The meeting of the Charlotte Regional Transportation Planning Organization was a chance for some elected officials to vent to the DOT.
But their concerns were too late. Earlier Wednesday, the DOT signed the final paperwork with the private developer, I-77 Mobility Partners, to build the project. Construction is scheduled to begin this summer.
Iredell commissioner Ken Robertson blasted the noncompete clause in the contract, which would hinder any plans to add new free lanes to I-77 for the life of the contract, which is 50 years.
“Almost every governmental body has passed a resolution that says, ‘Hold on, something isn’t right,’” Robertson said. “This is an agreement for 50 years. I don’t know anyone who does leases for 50 years, mortgages for 50 years.”
Nick Tennyson of the N.C. DOT said Wednesday that the noncompete clause doesn’t mean the state can’t add new lanes, but it might have to provide financial compensation if new free lanes are built.
Robertson criticized that response, saying that the state still has the ability to build new lanes is “like saying I have the freedom to be quarterback of the Panthers.”

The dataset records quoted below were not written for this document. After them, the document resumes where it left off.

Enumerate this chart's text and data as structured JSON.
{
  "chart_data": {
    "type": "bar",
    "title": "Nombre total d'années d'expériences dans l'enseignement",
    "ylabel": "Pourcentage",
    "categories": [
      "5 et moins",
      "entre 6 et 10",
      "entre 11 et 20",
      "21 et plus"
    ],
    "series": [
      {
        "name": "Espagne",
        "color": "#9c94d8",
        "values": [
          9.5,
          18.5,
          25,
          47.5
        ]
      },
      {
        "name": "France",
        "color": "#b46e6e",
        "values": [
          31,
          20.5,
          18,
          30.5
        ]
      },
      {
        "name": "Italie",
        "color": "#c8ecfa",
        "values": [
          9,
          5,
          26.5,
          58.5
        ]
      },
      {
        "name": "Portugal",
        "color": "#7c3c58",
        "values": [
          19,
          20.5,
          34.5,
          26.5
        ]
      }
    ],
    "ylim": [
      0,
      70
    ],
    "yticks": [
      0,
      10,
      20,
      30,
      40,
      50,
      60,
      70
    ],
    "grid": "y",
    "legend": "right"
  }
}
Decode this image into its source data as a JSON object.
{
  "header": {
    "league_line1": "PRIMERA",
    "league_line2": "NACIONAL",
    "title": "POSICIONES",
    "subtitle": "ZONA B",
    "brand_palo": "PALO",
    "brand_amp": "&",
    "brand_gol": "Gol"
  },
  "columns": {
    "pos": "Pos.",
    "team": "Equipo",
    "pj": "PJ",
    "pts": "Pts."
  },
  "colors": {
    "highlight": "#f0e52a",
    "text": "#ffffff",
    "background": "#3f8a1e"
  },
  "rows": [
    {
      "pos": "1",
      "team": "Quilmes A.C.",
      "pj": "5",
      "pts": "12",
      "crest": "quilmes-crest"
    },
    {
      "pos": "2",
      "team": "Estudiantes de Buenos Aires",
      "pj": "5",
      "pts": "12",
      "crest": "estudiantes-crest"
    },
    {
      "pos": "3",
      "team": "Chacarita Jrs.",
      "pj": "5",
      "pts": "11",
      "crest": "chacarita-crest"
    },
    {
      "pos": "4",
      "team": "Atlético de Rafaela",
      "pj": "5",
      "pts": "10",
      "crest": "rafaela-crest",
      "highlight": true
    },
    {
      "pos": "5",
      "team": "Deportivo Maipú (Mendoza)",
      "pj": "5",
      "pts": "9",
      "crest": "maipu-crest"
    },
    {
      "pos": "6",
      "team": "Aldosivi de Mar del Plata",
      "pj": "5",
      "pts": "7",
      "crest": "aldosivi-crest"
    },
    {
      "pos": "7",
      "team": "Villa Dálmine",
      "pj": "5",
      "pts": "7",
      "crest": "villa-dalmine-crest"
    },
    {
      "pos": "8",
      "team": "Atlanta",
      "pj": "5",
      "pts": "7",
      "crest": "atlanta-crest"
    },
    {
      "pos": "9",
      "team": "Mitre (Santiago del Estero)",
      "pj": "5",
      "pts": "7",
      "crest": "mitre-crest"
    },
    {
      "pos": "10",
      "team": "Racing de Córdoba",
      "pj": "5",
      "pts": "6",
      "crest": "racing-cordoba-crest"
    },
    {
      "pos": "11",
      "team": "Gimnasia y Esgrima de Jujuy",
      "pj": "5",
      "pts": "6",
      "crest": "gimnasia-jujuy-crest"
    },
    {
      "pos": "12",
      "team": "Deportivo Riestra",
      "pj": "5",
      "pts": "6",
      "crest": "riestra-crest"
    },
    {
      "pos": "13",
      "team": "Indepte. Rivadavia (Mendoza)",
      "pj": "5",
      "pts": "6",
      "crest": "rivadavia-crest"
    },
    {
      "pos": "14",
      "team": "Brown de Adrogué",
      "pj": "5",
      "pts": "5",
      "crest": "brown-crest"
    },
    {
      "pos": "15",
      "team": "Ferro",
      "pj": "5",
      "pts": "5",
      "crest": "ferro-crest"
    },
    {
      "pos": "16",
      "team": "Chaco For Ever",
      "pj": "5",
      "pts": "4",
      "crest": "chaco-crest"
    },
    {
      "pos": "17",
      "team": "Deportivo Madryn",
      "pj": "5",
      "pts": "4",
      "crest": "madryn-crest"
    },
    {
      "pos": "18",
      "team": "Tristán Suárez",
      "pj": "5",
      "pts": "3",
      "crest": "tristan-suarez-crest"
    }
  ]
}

The state said if it backed out of the contract it would have to pay at least $45 million in compensation to I-77 Mobility Partners, and possibly up to $100 million in damages.
The DOT also said the Charlotte area would lose $145 million in so-called “bonus allocation” funds that have been available to the region because of the toll project.
Brian Jenest, a Davidson commissioner, said he is worried about the project.
“I wish I felt better,” he said. “There just seems to be so many questions. We have so much at stake and this is the first (toll lane) project we are doing.”
The governing boards of Davidson, Huntersville, Cornelius, Mooresville and Mecklenburg and Iredell counties have recently passed resolutions either questioning the project or asking for a delay.
The city of Charlotte has chosen not to debate the issue or pass a resolution about the project.
Mecklenburg Commissioner Dumont Clarke said the planning organization should move forward with the project.
He said conservative politicians have asked for private businesses to take over some of the traditional roles of government with the belief that they can do a job faster and cheaper. He said the toll lane project is a perfect example of that idea put into place.